Ruplu Bhattacharya: Hi. Thanks for taking my questions. Phil, can you talk about what surprised you in the quarter and led to the revenue outperformance? You beat the high end of the guidance. And part of that, can you talk about the linearity in the quarter, and you had talked about an inventory correction last quarter, is the industry still experiencing that? How long do you think that’s going to last and what parts are in excess supply?

Phil Gallagher: Yeah. Thanks, Ruplu. Yeah, let me start with the first part of your question. I would say it was a surprise. I would just say it was just terrific execution in the quarter by the teams. The inventory came in and as we’ve been saying, we work with the customers to get it back out and I think the team just did a really nice job. We saw continued strength in the markets we’re very strong in, industrial, transportation, automotive, and of course defense. So as the quarter went on, it just continued to stay strong. So maybe [indiscernible] But I think it’s really execution by the team. And as we’ve been saying for quite a long time, Ruplu, inventory is not a bad thing, okay, when you have the right inventory, right?

So, we are able to get the inventory in and get it back out. On the inventory itself as we touched on in the call, right, last quarter, I had said, I think it’s industry inventory correction. I think that’s still playing out in a two to three quarter time frame, I think that’s basically what we saw as inventory sequentially were up really modestly. So I think that’s still playing out. And again, the inventory is healthy. I mean so it’s not a bad thing. And I also want to just note, I mean, we talked about inventory. It’s not everything, okay? There is a handful of suppliers that tend to be heavier weighted, where we’re growing the inventory. There’s other areas, trust me, we’d like to have more inventory. So we kind of generalize inventory often is one lump sum.

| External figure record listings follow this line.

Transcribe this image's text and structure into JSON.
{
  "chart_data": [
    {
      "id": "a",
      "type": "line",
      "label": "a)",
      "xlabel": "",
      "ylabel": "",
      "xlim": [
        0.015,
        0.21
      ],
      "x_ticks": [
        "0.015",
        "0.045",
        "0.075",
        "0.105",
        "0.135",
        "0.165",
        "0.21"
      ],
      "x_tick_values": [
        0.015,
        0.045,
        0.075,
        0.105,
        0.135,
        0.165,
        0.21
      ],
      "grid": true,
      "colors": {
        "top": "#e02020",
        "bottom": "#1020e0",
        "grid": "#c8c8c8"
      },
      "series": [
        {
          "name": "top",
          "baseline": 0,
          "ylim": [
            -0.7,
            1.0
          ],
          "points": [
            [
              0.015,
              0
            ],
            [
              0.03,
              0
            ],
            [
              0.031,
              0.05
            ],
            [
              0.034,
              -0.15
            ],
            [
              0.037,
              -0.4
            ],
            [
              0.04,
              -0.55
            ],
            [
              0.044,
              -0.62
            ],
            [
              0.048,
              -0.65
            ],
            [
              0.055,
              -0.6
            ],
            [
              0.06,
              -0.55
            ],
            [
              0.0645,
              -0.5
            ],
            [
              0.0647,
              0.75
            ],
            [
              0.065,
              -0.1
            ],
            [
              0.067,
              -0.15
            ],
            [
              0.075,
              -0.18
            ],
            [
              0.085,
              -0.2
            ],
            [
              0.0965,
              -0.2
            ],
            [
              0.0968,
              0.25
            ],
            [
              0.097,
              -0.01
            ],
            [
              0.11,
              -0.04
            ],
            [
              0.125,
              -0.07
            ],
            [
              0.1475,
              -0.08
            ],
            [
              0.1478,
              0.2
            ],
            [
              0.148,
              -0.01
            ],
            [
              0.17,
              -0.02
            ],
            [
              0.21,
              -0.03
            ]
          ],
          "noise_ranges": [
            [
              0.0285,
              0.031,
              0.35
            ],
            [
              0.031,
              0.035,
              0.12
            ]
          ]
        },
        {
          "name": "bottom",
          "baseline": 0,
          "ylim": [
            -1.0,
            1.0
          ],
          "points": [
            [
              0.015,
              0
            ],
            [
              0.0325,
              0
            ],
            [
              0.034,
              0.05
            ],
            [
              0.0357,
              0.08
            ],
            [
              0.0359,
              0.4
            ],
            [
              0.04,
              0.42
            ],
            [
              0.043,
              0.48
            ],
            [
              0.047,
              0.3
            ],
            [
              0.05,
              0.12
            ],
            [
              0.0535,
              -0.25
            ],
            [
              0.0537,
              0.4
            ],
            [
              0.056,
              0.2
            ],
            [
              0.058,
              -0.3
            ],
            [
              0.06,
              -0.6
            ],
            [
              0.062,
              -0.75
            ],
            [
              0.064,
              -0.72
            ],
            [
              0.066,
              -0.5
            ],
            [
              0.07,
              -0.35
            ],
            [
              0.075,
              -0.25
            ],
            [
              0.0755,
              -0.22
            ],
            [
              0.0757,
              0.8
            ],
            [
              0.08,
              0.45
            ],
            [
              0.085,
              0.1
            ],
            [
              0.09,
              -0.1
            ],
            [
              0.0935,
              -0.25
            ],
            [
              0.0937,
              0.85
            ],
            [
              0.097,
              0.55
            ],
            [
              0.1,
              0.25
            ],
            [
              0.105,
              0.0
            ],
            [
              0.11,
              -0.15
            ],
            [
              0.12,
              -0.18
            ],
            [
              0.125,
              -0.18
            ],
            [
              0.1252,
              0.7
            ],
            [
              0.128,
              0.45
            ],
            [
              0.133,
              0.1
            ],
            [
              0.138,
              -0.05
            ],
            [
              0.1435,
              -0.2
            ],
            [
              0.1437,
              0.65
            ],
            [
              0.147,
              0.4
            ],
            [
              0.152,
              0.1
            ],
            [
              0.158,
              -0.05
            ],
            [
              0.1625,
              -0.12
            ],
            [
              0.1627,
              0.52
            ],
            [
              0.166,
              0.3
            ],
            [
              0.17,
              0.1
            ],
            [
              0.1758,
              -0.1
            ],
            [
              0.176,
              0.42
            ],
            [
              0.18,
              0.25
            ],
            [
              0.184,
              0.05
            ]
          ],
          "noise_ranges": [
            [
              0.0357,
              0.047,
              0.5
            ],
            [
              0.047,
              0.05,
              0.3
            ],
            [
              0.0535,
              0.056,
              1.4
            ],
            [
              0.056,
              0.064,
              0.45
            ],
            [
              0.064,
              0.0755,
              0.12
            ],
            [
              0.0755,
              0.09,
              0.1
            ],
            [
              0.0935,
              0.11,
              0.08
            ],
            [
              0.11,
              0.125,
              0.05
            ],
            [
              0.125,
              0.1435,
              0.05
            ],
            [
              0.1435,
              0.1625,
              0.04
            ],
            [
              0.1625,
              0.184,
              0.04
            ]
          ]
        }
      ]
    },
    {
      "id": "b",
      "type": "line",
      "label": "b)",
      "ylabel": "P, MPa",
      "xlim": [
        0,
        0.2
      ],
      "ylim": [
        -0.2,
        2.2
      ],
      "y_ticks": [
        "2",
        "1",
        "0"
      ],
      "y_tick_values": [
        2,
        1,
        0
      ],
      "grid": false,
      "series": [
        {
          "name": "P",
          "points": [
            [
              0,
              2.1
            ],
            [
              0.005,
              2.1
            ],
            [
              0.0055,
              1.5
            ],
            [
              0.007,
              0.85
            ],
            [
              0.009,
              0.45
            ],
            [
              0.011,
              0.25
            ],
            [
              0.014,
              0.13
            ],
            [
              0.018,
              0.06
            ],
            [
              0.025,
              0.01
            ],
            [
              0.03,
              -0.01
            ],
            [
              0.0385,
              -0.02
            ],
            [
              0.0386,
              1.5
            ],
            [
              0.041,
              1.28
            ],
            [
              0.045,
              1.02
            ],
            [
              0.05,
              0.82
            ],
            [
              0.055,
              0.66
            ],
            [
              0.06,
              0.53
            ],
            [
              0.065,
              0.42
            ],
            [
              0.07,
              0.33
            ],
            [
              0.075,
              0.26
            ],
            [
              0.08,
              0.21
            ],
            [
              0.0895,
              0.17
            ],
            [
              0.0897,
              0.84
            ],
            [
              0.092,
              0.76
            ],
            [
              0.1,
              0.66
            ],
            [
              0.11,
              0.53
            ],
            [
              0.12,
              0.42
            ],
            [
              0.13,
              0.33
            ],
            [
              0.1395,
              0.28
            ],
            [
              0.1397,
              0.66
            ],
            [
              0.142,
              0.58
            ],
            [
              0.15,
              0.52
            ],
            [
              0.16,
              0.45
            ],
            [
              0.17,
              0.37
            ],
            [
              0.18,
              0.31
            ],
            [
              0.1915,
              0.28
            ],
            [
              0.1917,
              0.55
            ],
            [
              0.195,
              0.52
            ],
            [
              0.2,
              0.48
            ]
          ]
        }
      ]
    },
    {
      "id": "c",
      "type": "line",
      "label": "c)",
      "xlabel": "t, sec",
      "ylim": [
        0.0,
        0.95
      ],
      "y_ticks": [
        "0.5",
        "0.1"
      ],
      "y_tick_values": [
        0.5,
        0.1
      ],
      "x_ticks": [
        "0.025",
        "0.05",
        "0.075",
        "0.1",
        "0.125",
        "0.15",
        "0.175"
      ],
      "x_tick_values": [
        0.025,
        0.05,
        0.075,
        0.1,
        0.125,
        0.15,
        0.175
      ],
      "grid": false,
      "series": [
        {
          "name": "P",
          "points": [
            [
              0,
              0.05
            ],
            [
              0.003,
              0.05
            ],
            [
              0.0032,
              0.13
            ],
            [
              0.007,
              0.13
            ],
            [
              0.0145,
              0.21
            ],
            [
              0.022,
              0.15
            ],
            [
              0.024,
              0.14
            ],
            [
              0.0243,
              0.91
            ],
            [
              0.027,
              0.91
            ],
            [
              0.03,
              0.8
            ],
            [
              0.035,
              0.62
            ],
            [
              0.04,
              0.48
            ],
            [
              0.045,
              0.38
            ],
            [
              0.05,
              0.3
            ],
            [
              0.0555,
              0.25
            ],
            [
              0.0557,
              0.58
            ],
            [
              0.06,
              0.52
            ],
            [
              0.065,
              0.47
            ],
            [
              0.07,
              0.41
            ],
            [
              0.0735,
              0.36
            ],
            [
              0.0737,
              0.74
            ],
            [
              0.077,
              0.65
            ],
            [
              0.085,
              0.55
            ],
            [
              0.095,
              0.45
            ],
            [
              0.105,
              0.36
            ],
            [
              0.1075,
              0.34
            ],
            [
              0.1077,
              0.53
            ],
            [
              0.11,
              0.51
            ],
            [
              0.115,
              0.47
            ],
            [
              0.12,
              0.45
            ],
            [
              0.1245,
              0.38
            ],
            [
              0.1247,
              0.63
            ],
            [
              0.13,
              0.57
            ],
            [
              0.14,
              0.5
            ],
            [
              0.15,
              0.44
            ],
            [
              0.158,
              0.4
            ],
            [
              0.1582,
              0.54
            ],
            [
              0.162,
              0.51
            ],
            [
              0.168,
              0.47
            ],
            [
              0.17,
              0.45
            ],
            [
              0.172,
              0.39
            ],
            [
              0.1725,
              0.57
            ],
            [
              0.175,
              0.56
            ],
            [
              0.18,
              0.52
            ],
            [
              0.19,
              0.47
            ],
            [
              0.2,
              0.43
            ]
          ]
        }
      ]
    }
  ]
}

But it’s — not all inventories are the same. So hopefully that answered your question there, Ruplu?

Ruplu Bhattacharya: Yeah, thanks for the details there. Phil, if I can ask you about the Farnell operating margins, you mentioned a couple of things for fiscal 1Q, you said that the single-board computers, they’re more available, so that should help sales and operating income dollars, but you also talked about some mix issues that maybe persist. And I think Ken talked about some opportunities to reduce costs. So, net of it, if you can talk a little bit about what opportunities you have to reduce cost in Farnell and how should we think about segment operating margins? Do they remain below 10% over the next couple of quarters or how should we think about this in the medium — in the near term and medium term?

Phil Gallagher: Yeah, let me work backwards and I’ll turn it over to Ken on the expense. Yeah, we’re going to take a few quarters to get back over to 10%, Ruplu, in Farnell. Again, we had some — as we talked about, we had some FX issue in Farnell and some product mix shipments were some of the — some of the products that we’re getting the upside on which we’ve talked about in previous years, last 18 months is flattening out or coming down from the pricing pressure standpoint where we had some, let’s call it non-traditional customers coming in and buying more product from Farnell. So let’s say the on-the-board components coming down a little bit with some margin headwind with things like single-board computer, which we’ve been talking about that were heavily backlogged and that’s starting to catch up with the long pole and tent parts that we were looking for there.